How to Save Money on Prescription Drugs

Tiffany Onyejiaka
January 1, 2021
Tiffany Onyejiaka


Even with decent health insurance, never mind no insurance, paying for the medications you need isn’t always easy. That’s where prescription discount plans come in. These programs can provide the assistance you need to get the treatment you require, with price reductions that can run as high as 80 percent.

How do I join a prescription discount plan?

Unlike applying for traditional health insurance, getting a prescription discount card is simple and straightforward. Some cards have a streamlined signup, while others only require you to download their card online.

Most prescription discount programs, such as SingleCare and ScriptSave WellRx, are free to you. Some others, such as RetailMeNot’s Rx Saver, have a monthly membership fee, which can run from $10 to $50. You can join as many programs as you like (and that make sense for you financially).

Once you have your card, just present it at the pharmacy and, voila, your medications are instantly less expensive.

Why do they exist?

Prescription discount programs grew out of consumers’ inability to afford certain medications, whether because they had no health insurance, had coverage with high copayss or deductibles, or needed name-brand drugs that weren’t covered by their plans.

How do the discounts work?

Both for-profit companies and non-profit organizations negotiate the discounts on your behalf. In some cases, they negotiate directly with the pharmacy chains; in others they simply display the discounts that were negotiated by third parties called Pharmacy Benefit Managers (PBMs) that are a sort of go-between for drug companies and insurers.

GoodRX is an example of the latter model of discount programs, and makes its money on fees it charges pharmacies that accept its cards. Other discount cards include the non-profit FamilyWaze and the private SingleCare.

What gives these discount programs the muscle to negotiate discounts? It’s you, the consumer. The companies leverage the power of their large user base to entice pharmacies into discounting medications. Optum, one of the largest PBMs, has 18.6 million cardholders of its Optum Perks Rx discount card. That’s a lot of purchasing power.
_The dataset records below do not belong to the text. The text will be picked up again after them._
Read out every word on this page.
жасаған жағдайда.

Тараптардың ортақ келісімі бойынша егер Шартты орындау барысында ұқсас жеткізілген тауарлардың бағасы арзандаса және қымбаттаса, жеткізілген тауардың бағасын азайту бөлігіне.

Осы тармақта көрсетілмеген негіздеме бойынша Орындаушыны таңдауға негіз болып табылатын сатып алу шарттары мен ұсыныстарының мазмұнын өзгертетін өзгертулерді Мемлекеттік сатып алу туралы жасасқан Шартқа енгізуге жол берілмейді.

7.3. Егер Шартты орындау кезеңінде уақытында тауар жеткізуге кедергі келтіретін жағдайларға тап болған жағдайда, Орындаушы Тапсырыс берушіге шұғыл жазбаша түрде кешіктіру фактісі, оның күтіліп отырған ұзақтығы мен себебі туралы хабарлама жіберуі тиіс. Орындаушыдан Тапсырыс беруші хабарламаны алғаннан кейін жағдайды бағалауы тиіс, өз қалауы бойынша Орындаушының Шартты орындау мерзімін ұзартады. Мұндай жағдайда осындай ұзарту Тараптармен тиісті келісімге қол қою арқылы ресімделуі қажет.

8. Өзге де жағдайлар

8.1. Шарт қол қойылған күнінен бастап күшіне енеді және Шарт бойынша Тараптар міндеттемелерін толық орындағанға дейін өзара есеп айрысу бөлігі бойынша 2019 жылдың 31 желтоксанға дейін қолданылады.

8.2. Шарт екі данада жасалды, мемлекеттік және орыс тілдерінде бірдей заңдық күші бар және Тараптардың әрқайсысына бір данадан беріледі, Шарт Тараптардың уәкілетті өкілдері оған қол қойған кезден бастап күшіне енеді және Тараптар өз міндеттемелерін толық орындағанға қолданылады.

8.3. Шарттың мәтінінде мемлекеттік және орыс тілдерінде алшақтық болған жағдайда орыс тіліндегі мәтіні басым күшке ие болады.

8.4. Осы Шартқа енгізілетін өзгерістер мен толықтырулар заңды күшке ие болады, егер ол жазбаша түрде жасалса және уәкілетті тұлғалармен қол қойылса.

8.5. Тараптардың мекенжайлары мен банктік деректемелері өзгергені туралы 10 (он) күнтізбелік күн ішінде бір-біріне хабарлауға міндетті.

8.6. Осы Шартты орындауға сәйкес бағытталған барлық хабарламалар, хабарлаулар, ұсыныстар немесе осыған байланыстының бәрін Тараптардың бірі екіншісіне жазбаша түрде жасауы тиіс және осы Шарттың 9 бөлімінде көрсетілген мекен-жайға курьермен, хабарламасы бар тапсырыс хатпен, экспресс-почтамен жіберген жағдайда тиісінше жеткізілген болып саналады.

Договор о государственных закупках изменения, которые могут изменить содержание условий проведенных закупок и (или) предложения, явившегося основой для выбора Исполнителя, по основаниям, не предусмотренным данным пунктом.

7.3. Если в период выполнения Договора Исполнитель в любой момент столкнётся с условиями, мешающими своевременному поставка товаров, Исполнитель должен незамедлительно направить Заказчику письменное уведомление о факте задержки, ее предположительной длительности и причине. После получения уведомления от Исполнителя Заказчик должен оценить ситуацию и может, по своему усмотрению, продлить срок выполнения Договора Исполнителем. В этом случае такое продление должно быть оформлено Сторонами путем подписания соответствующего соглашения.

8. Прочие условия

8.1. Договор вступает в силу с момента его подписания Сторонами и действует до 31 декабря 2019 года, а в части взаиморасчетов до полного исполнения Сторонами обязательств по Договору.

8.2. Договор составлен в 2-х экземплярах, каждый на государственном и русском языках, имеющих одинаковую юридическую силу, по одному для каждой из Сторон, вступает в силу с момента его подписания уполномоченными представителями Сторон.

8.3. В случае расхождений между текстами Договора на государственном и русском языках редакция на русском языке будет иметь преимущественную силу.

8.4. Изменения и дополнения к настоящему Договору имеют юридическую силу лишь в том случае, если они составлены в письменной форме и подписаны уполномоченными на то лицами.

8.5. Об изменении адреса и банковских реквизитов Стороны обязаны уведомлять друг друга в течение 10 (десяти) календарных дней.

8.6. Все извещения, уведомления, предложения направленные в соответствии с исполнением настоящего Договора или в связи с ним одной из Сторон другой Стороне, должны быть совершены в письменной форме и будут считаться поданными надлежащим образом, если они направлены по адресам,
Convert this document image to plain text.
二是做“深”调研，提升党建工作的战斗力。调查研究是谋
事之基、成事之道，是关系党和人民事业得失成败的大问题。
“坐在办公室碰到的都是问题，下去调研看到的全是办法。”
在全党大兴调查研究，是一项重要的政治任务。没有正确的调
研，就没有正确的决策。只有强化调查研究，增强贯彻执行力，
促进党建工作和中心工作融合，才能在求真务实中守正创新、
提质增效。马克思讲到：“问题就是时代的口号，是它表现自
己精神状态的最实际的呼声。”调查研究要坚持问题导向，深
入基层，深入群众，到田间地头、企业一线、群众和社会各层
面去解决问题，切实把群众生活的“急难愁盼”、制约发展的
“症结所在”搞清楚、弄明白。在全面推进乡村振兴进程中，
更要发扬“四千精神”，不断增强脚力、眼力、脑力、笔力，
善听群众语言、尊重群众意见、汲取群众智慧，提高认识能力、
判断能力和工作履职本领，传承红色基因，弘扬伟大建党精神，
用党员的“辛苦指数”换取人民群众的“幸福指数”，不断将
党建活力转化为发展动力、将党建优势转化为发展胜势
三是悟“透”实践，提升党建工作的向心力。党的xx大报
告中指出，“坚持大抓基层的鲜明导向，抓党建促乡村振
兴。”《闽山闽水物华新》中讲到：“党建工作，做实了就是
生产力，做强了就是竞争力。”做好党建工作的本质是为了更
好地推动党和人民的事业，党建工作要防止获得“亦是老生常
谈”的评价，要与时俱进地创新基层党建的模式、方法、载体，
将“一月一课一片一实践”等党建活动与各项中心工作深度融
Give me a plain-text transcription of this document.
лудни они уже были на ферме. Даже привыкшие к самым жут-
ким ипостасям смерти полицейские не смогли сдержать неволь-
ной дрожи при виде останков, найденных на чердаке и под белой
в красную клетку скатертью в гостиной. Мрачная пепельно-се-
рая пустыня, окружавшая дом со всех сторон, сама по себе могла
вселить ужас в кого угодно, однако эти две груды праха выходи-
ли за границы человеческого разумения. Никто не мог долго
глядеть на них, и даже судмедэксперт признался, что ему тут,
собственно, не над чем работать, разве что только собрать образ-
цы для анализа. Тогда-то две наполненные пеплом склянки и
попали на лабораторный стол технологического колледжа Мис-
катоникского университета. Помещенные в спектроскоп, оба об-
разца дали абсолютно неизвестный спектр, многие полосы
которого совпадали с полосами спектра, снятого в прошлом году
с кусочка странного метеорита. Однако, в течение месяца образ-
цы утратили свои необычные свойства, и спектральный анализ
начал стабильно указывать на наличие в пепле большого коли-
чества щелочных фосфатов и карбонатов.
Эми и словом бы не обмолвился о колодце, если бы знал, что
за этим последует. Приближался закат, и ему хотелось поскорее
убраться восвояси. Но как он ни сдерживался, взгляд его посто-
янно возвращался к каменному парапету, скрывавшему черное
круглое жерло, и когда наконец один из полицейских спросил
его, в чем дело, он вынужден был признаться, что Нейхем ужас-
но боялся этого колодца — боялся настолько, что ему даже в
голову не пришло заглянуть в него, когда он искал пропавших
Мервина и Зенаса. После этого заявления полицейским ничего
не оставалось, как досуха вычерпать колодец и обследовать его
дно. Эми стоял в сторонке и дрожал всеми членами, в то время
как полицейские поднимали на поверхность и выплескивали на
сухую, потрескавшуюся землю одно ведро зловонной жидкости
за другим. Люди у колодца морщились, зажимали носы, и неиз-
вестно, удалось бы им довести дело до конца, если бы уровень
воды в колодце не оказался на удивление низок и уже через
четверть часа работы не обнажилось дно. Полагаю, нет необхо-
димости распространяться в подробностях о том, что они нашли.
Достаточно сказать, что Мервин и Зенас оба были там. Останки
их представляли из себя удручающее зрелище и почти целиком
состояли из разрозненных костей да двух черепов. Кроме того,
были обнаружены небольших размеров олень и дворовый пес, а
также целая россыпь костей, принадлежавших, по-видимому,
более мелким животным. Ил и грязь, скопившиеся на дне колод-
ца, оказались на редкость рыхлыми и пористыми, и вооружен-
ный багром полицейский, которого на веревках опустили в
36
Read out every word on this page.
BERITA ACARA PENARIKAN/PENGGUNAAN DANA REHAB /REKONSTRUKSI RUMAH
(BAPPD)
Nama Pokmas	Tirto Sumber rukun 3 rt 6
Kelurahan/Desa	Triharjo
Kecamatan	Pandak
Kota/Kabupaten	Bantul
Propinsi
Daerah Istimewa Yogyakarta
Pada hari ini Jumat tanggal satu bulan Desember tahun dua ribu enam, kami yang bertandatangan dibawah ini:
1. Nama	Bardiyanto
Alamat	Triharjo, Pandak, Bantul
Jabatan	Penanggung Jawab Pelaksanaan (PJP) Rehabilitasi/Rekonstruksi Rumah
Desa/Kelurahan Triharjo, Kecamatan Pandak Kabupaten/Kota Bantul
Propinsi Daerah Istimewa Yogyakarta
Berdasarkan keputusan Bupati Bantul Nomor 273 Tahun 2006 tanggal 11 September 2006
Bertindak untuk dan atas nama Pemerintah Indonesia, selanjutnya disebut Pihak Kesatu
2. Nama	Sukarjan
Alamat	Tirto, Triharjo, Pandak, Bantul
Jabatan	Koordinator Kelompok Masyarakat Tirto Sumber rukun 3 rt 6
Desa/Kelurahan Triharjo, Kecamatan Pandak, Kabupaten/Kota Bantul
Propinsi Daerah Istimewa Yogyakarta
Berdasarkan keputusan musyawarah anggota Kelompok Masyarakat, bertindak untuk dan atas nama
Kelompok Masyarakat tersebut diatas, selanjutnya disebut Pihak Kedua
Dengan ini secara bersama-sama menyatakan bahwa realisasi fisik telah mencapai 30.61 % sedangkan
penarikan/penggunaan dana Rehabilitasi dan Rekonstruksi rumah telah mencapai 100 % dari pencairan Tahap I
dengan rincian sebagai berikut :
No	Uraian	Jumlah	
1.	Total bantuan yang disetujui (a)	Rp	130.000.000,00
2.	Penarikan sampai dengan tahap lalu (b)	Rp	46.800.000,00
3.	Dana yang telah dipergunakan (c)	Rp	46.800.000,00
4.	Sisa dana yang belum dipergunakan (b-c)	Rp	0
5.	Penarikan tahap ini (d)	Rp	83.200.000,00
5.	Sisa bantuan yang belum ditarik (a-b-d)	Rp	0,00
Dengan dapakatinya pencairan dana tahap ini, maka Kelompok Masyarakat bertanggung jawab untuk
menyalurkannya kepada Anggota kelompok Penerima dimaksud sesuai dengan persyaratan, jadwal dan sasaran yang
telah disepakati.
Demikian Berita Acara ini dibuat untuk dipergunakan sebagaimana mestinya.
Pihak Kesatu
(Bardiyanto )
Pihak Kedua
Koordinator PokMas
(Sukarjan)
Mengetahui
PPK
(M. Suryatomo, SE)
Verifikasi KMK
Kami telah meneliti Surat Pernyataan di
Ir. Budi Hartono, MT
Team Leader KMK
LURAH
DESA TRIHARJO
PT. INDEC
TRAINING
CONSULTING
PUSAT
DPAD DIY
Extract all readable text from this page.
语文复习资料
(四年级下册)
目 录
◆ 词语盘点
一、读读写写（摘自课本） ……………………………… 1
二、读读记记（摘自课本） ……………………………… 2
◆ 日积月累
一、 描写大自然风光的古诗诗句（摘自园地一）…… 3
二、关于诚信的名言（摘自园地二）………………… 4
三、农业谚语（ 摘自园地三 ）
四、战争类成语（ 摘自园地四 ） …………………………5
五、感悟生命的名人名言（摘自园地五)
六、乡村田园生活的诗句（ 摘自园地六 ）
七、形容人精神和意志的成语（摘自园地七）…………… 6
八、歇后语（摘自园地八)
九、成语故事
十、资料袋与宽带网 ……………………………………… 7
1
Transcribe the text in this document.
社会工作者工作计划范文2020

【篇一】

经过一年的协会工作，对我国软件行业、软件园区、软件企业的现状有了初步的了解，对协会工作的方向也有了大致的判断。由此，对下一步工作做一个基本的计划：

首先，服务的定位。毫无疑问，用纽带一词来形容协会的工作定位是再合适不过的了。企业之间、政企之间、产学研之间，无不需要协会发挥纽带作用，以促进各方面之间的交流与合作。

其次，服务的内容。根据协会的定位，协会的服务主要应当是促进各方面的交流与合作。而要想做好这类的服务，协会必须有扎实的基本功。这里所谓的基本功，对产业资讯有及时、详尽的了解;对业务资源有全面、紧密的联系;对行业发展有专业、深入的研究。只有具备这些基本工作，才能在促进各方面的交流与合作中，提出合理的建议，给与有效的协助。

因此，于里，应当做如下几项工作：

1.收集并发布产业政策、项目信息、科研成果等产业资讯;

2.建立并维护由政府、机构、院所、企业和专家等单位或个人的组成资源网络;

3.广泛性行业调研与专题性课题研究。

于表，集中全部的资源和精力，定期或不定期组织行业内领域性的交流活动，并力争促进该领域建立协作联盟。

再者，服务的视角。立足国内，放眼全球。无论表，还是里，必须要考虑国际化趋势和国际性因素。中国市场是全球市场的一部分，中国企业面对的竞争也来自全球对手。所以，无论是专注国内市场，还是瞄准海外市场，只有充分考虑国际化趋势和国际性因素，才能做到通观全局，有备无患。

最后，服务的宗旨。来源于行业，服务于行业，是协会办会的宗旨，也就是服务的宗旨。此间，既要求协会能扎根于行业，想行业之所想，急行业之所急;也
So what’s the catch? The discounts displayed aren’t always up to date. That means you might buy into a program for discounts that don’t actually exist anymore. Remember to call your pharmacy to make sure it accepts the card you’re considering, and that the discount is as advertised.

How much do I have to pay for drugs under a prescription discount program?

The obvious answer is: It varies, depending on discount card, medicine, and pharmacy.

Many discount programs tout savings of up to 80 percent off retail price. Others offer as little as 10 percent off. Again, you’ve got to check with the individual discount program and then again with your pharmacy.

Keep in mind that discounts only apply to negotiated prices. In other words, your discount card won’t help with every drug. That’s the advantage of having more than one card. If one doesn’t work at the pharmacy, another might.

How do discount prescription programs differ from drug manufacturer coupons?

Anyone can use a prescription discount card anywhere it’s accepted. Drug manufacturer coupons, on the other hand, won’t work if you have Medicare.

While drug discount cards have no limit on usage, manufacturer coupons typically have a yearly maximum benefit. That means you can only use so many in a given period and then have to pay full retail price.

What’s the bottom line?

You can’t go wrong with a free discount card. If you use a card even once or twice it might be worth a small fee. Higher-priced cards require more research. But in a world with increasing health care costs, prescription discount cards are another cost-cutting tool worth exploring and a potentially great way to reduce what you pay out of pocket for medicines.  

Tiffany Onyejiaka, a clinic case manager who is studying for her master's in environmental health, writes about issues surrounding healthcare. She is based in the Washington, D.C. area.